Likewise, it is essential to answer the vexing question of what it means to evaluate Internet material “as a whole,” 47 U.S.C. § 231(e)(6)(A), (C), when everything on the Web is connected to everything else. As a general matter, “[t]he artistic merit of a work does not depend on the presence of a single explicit scene… . [T]he First Amendment requires that redeeming value be judged by considering the work as a whole. Where the scene is part of the narrative, the work itself does not for this reason become obscene, even though the scene in isolation might be offensive.” Ashcroft v. Free Speech Coalition, ante, at __ (slip op., at 10). COPA appears to respect this principle by requiring that the material be judged “as a whole,” both as to its prurient appeal, §231(e)(6)(A), and as to its social value, §231(e)(6)(C). It is unclear, however, what constitutes the denominator–that is, the material to be taken as a whole–in the context of the World Wide Web. See 31 F. Supp. 2d, at 483 (“Although information on the Web is contained in individual computers, the fact that each of these computers is connected to the Internet through World Wide Web protocols allows all of the information to become part of a single body of knowledge”); id., at 484 (“From a user’s perspective, [the World Wide Web] may appear to be a single, integrated system”). Several of the respondents operate extensive Web sites, some of which include only a small amount of material that might run afoul of the Act. The Attorney General contended that these respondents had nothing to fear from COPA, but the District Court disagreed, noting that the Act prohibits communication that “includes” any material harmful to minors. §231(a)(1). In the District Court’s view, “it logically follows that [COPA] would apply to any Web site that contains only some harmful to minors material.” 31 F. Supp. 2d, at 480. The denominator question is of crucial significance to the coverage of the Act.

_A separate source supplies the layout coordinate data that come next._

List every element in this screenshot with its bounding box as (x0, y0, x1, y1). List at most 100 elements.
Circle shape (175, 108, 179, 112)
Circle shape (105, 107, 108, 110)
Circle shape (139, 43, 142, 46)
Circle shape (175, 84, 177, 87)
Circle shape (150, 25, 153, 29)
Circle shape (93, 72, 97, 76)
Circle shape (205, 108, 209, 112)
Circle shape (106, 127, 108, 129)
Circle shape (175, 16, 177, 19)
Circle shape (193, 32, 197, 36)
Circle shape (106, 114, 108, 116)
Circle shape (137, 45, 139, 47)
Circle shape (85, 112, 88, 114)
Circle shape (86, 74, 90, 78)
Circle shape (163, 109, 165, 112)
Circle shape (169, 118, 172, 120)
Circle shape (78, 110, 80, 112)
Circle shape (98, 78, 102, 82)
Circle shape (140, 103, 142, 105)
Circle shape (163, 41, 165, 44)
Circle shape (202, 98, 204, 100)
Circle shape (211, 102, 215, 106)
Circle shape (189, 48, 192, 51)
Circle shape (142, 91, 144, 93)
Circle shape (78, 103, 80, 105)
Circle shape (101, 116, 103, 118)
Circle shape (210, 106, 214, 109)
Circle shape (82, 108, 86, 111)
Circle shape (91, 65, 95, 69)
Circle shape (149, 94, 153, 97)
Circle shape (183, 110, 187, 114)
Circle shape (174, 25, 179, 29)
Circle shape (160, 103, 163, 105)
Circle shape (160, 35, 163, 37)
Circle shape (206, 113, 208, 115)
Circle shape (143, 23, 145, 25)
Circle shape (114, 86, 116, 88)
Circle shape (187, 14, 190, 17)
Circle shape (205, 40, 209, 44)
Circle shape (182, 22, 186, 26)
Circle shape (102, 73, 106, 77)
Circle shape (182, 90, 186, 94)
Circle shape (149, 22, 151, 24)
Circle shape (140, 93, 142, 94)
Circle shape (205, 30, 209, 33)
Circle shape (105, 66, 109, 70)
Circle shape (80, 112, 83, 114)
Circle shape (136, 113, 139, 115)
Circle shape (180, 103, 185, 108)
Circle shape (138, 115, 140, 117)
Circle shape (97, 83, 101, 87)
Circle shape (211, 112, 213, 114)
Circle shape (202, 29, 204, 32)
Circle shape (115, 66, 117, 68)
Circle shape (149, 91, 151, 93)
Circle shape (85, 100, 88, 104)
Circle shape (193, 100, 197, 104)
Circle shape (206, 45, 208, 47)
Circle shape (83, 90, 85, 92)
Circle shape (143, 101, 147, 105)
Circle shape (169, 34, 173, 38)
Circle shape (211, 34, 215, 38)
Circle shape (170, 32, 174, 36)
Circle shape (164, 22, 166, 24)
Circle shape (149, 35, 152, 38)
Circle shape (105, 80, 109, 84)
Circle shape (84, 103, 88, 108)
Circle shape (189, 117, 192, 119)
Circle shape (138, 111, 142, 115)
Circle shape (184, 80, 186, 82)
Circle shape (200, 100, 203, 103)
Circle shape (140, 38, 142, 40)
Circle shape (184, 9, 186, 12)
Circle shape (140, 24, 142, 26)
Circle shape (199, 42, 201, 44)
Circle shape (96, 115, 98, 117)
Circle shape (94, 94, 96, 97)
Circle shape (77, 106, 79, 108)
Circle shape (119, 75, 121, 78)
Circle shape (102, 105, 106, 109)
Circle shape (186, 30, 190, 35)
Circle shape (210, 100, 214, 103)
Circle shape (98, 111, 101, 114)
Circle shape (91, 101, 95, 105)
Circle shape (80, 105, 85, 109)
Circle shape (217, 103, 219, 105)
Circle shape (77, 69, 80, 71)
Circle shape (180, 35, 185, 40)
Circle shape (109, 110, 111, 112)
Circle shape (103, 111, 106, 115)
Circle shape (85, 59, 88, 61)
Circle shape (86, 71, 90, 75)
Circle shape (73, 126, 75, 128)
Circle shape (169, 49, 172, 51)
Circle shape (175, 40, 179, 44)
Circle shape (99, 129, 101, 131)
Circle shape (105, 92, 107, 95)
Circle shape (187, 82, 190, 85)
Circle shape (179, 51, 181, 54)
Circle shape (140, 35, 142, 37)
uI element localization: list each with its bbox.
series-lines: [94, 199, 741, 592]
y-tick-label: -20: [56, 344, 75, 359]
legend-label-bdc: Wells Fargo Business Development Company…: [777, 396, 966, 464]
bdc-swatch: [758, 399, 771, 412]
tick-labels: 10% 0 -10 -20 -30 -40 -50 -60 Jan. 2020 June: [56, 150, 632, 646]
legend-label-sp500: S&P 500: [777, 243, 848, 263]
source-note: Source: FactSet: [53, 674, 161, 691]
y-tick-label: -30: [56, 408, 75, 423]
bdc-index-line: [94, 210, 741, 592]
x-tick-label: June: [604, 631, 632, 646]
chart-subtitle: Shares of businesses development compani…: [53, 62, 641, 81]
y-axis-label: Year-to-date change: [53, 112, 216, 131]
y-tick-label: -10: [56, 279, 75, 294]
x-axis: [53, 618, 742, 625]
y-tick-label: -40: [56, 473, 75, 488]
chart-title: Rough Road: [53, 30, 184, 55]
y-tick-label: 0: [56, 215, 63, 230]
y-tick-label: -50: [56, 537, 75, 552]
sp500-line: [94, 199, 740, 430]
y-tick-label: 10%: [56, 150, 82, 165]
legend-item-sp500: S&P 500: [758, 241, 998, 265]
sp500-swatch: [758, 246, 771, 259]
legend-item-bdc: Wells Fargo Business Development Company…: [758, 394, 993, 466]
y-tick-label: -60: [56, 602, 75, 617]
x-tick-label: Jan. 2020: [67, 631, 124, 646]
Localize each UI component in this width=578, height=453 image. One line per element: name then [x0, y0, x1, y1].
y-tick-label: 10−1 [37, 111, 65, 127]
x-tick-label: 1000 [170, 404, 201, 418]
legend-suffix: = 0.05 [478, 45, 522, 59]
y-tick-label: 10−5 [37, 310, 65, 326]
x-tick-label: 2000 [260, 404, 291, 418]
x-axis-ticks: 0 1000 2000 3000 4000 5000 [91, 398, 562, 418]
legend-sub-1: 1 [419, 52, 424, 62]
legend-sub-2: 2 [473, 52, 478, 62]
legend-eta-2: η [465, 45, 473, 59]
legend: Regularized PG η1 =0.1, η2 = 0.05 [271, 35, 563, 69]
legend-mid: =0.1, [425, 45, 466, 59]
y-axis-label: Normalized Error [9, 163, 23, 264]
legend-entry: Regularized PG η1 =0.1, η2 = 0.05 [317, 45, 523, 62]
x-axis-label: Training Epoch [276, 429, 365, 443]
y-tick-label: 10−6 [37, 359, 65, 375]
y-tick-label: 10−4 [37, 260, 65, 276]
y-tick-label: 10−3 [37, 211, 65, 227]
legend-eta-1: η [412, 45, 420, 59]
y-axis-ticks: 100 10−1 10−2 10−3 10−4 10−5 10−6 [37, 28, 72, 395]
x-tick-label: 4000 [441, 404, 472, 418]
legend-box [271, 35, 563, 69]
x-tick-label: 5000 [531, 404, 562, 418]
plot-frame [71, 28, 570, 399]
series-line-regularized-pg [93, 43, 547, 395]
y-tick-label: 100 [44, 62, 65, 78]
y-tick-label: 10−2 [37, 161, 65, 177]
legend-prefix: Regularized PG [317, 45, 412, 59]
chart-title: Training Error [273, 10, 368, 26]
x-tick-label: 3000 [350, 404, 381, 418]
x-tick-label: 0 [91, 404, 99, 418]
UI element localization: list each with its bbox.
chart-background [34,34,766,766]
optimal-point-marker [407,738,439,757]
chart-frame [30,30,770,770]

Another issue is worthy of mention, because it too may inform whether the variation in community standards renders the Act substantially overbroad. The parties and the Court of Appeals did not address the question of venue, though it would seem to be bound up with the issue of varying community standards. COPA does not address venue in explicit terms, so prosecution may be proper “in any district in which [an] offense was begun, continued, or completed.” 18 U.S.C. § 3237(a). The Act’s prohibition includes an interstate commerce element, 47 U.S.C. § 231(a)(1), and “[a]ny offense involving … interstate … commerce … may be inquired of and prosecuted in any district from, through, or into which such commerce … moves.” 18 U.S.C. § 3237(a). In the context of COPA, it seems likely that venue would be proper where the material originates or where it is viewed. Whether it may be said that a Web site moves “through” other venues in between is less certain. And since, as discussed above, juries will inevitably apply their own community standards, the choice of venue may be determinative of the choice of standard. The more venues the Government has to choose from, the more speech will be chilled by variation across communities.

IV

In summary, the breadth of the Act depends on the issues discussed above, and the significance of varying community standards depends, in turn, on the breadth of the Act. The Court of Appeals was correct to focus on the national variation in community standards, which can constitute a substantial burden on Internet communication; and its ultimate conclusion may prove correct. There may be grave doubts that COPA is consistent with the First Amendment; but we should not make that determination with so many questions unanswered. The Court of Appeals should undertake a comprehensive analysis in the first instance.